Mahkemece, davanın kabulüne karar verilmiş, hükmü davalı temyiz etmiştir.
Dava isim düzeltme davasında verilen çelişkili iki farklı hüküm nedeniyle sonradan verilen kararın iptali istemiyle açılmıştır. Öncelikle davanın niteliğini saptamak gerekir. Davacı her ne kadar yargılamanın yenilenmesini
talep etmiş ise de dava ve karar tarihinde yürürlükte bulunan Hukuk Usulü Muhakemeleri Kanununun 445/10 maddesi uyarınca iki tarafı, sebebi aynı olan bir davada birbiri ile çelişkili kesinleşmiş iki ayrı hükmün bulunmasından söz edilmiştir.
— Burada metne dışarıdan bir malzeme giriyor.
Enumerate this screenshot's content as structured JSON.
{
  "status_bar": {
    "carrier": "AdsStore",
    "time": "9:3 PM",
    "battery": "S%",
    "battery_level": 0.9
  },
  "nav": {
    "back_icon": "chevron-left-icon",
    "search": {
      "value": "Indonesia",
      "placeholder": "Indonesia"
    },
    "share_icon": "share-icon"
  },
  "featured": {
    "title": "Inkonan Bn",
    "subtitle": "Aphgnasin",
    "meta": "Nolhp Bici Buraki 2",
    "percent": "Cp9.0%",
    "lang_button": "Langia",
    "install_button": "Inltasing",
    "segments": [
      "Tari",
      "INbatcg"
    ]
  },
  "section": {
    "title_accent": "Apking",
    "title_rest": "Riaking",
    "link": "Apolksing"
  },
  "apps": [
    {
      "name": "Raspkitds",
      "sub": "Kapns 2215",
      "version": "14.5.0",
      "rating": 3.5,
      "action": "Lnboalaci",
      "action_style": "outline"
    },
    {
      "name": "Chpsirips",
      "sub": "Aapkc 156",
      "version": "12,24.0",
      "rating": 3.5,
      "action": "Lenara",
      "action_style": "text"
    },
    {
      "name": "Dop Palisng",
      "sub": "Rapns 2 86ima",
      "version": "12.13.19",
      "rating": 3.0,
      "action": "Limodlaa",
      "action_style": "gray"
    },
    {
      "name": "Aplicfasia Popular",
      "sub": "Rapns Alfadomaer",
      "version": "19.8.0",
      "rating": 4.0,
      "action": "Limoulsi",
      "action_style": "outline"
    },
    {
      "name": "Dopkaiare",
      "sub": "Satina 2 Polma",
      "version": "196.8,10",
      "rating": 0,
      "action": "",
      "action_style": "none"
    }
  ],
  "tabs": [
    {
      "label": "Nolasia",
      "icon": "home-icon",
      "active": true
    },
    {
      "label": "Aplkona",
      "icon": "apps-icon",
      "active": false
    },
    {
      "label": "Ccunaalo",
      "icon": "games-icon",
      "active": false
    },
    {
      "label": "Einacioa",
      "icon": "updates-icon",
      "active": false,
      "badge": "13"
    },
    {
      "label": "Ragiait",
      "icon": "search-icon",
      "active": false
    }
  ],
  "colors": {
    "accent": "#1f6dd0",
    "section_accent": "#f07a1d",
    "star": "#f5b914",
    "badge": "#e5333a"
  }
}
Somut olayda ise, birbiri ile çelişen iki hüküm bulunmakla birlikte davaların tarafları farklıdır. Bu durumda yargılamanın yenilenmesi yoluna başvurma olanağı yoktur. Davacının iptalini istediği 2.Asliye Hukuk Mahkemesinin 2010/201 - 522 sayılı 15.12.2010 tarihli davacısı ... olan davada 1311, 2413 ve 2414 parsel sayılı taşınmazlarda 1/4 pay sahibi ... kızı ..."in tapu kütüğündeki adının Meryem olarak düzeltilmesine ilişkin karar 09.02.2011 tarihinde kesinleşmiştir. Davacı ..."ın açtığı davada ise aynı taşınmazlardaki malik ... kızı ..."in ismi ... kızı ... olarak düzeltilmiş, bu karar da 21.12.2010 tarihinde kesinleşmiştir.
Aynı taşınmazlardaki payların maliki iki ayrı ilamla iki farklı kişi olarak hüküm altına alındığına ve bunlardan ..."in açtığı dava daha önce kesinleştiğine göre artık dava konusu taşınmazların tapu kaydındaki hak sahibinin ... kızı ... olduğunun kabulü gerekir. Diğer bir anlatımla tapu kaydında isim düzeltme davası ile mülkiyet nakli oluşmuştur. Davacı da taşınmazın kendi murisi ... kızı ..."a ait olduğunu ileri sürmektedir. Bu durum karşısında davanın tapu iptali tescil olarak incelenerek sonuçlandırılması gerekir.
Mahkemece davalı ..."in davayı kabul beyanı da nazara alınarak dava kabul edilmiştir. Ancak, isim düzeltme yoluyla kayıt maliki olan ... kızı ..."in davalı ..."ten başka mirasçıları da bulunmaktadır. Bu nedenle elbirliği mülkiyeti söz konusu olduğundan diğer paydaşların yer almadığı davada ..."in kabul beyanı bağlayıcı olmayacaktır. Diğer mirasçıların da davada yer alması sağlandıktan sonra işin esasına girilerek davanın esası hakkında bir karar verilmesi gerekir. Mahkemece taraf teşkili sağlanmadan davanın esastan sonuçlandırılması doğru görülmediğinden kararın bozulması gerekmiştir.
SONUÇ: Yukarıda açıklanan nedenlerle temyiz olunan hükmün BOZULMASINA, bozma nedenine göre diğer hususların şimdilik incelenmesine yer olmadığına, 30.03.2012 tarihinde oybirliği ile karar verildi.